Wells Cathedral Junior School is a Grade II listed building in the Somerset local planning authority area, England. First listed on 12 November 1953. Educational institution.
Wells Cathedral Junior School
- WRENN ID
- graven-steel-sorrel
- Grade
- II
- Local Planning Authority
- Somerset
- Country
- England
- Date first listed
- 12 November 1953
- Type
- Educational institution
- Source
- Historic England listing
Description
WELLS
ST5446 NEW STREET 662-1/6/178 (East side) 12/11/53 No.10 Wells Cathedral Junior School
GV II
Wide frontage house in row. c1899, but on site of earlier buildings. Rendered with lining, ashlar dressings, Welsh slate roof between coped gables, rendered brick chimney stacks. PLAN: symmetrical double-depth plan with large front entrance hall and lateral rear staircase. EXTERIOR: 2 storeys with attics, 5 bays. Plinth, cornice, plain parapet, bays 1 and 2 recessed slightly. Sash windows of 12 panes with exposed boxes in plain openings, part-glazed 6-panel door to lower bay 3, with painted ashlar surround of Doric pilasters, entablature and pediment. Slightly set back left of bay 1 a second door, early C18 6-panelled (2 glazed) in plain opening. 4 flat-roofed dormer windows behind parapet. INTERIOR: all the detailing is consistent with a late C18 or early C19 date.

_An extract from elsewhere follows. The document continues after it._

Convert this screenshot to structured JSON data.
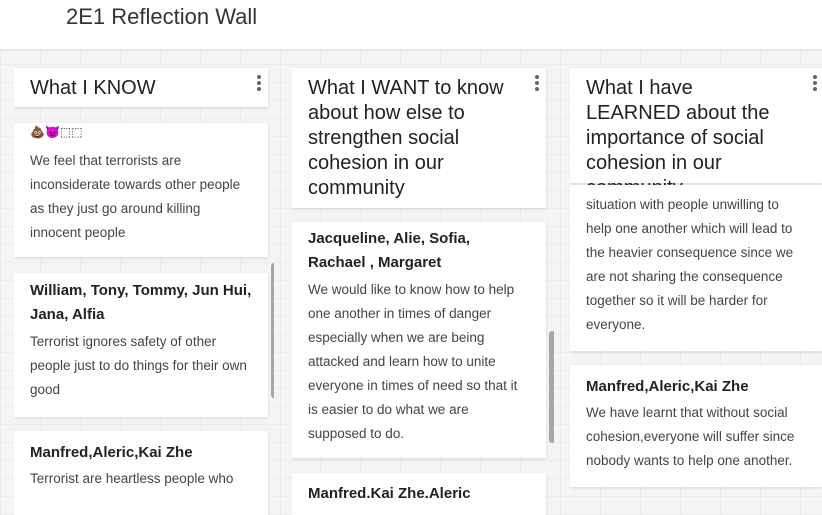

The large elliptical panelled entrance hall opens left to a salon with guilloche frieze and egg-and-dart cornice, with central ceiling rosette, and to the right a similar room, with a cupboard in Gothick style; here as elsewhere in the house are doorcases and other trim with reeded surrounds to square blocking-pieces. The rear room to the left, the former kitchen, has a large brick fireplace with bread oven, and a large 20-pane sash window, also an early 3-plank ledged door. The straight-flight stair has decorative scrolled wrought-iron balustrade and a wreathed handrail. The first-floor rooms have similar detailing to those below, and that to the left has a white marble fireplace; a rear large sitting room has an imported fire surround, with glazed tiles. HISTORICAL NOTE: the site was developed early, since at least 1268, the house known to be ruinous and rebuilt in 1433/34. There is no overt evidence for earlier buildings. (Town and Country Planning Working Papers: Scrase AJ: Wells: A Study of Town Origins: Bristol: 1982-: 63).